POLAR
Le premier tome – de plus de mille pages ! – d’une trilogie mêlant la grande fresque « Deep South » et le noir pur jus. Un monstre littéraire.
Certains moments, dans la vie, font voir les choses en grand. Jusqu’ici peu connu en France (malgré plusieurs titres parus aux Presses de la Cité), l’Américain Greg Iles avait toutefois une petite notoriété outre-Atlantique depuis les années 1990, notamment en raison de ses deux premiers romans, des thrillers évoquant la Seconde Guerre mondiale et l’Allemagne (où il est né, en 1960). Ex-chanteur et guitariste d’un groupe de rock, ce fils du Mississippi a alors enchaîné les livres avec un certain succès dans les librairies locales, sans toutefois être forcément pris au sérieux littérairement.
NOIRCEUR FAULKNÉRIENNE
Un accident de voiture, en 2011, viendra changer la donne : après plusieurs jours de coma, l’auteur en sort indemne – ou presque, puisqu’il a tout de même perdu l’usage d’une jambe. Loin de se morfondre, il se lance dans un projet littéraire d’une ambition jusqu’alors inédite chez lui : une énorme trilogie « noire » avec pour décor le Deep South – un peu comme si Mark Twain rencontrait John Grisham –, et dont on découvre aujourd’hui le premier volet, Brasier noir. En 1964, un jeune garçon noir et la fille ( blanche) d’un mafieux local s’aiment. Des hommes du Ku Klux Klan règlent la situation à leur manière : avec une courte corde et un arbre suffisamment haut. S’ensuivent deux meurtres et un viol collectif. Après ce prologue saisissant, nous basculons en 2005. La mort d’une femme noire, Viola Turner, fait ressurgir les démons du passé. Le suspect n’est autre que le docteur Tom Cage dont le fils, Penn, est le maire de Natchez (Mississippi).

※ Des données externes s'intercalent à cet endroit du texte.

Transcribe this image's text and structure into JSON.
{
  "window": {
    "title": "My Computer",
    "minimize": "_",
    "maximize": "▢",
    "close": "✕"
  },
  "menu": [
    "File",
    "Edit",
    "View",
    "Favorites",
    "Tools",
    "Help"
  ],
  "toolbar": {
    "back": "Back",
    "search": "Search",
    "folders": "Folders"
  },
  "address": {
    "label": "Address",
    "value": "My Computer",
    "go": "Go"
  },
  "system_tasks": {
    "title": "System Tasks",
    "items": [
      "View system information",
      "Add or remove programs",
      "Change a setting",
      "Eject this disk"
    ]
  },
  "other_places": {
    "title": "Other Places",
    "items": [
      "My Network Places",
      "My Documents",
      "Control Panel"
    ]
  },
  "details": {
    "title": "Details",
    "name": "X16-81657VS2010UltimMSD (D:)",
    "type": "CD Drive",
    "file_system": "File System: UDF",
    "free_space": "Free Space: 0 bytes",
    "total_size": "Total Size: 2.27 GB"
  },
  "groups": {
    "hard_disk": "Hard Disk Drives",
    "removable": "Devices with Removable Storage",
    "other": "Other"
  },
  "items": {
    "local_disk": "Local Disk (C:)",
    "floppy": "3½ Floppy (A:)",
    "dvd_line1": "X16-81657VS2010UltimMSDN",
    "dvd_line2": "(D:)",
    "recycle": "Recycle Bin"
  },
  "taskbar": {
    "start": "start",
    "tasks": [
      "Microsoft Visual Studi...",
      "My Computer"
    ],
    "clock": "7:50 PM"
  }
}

Jusqu’alors, son géniteur était considéré comme le « Héros Méconnu » : quarante ans à soigner « les plus indigents ». Mais il semble lié, d’une manière ou d’une autre, à la mort de Viola avec laquelle il avait eu une relation trouble. Étrangement, cet homme avait aussi quelque rapport avec les Aigles bicéphales, des dissidents du KKK. Écartelé entre la recherche de la vérité et la fidélité paternelle, Penn mène alors sa propre enquête.
Mêlant le roman de mafias, le cold case et la fresque historique – avec une patine de noirceur faulknérienne du Deep South –, Brasier noir souffre certes de quelques longueurs. Mais il a suffisamment de souffle et d’ampleur pour surpasser bien des livres du genre. Et on attend déjà les deux volets suivants de cette saga, prochainement traduits chez nous.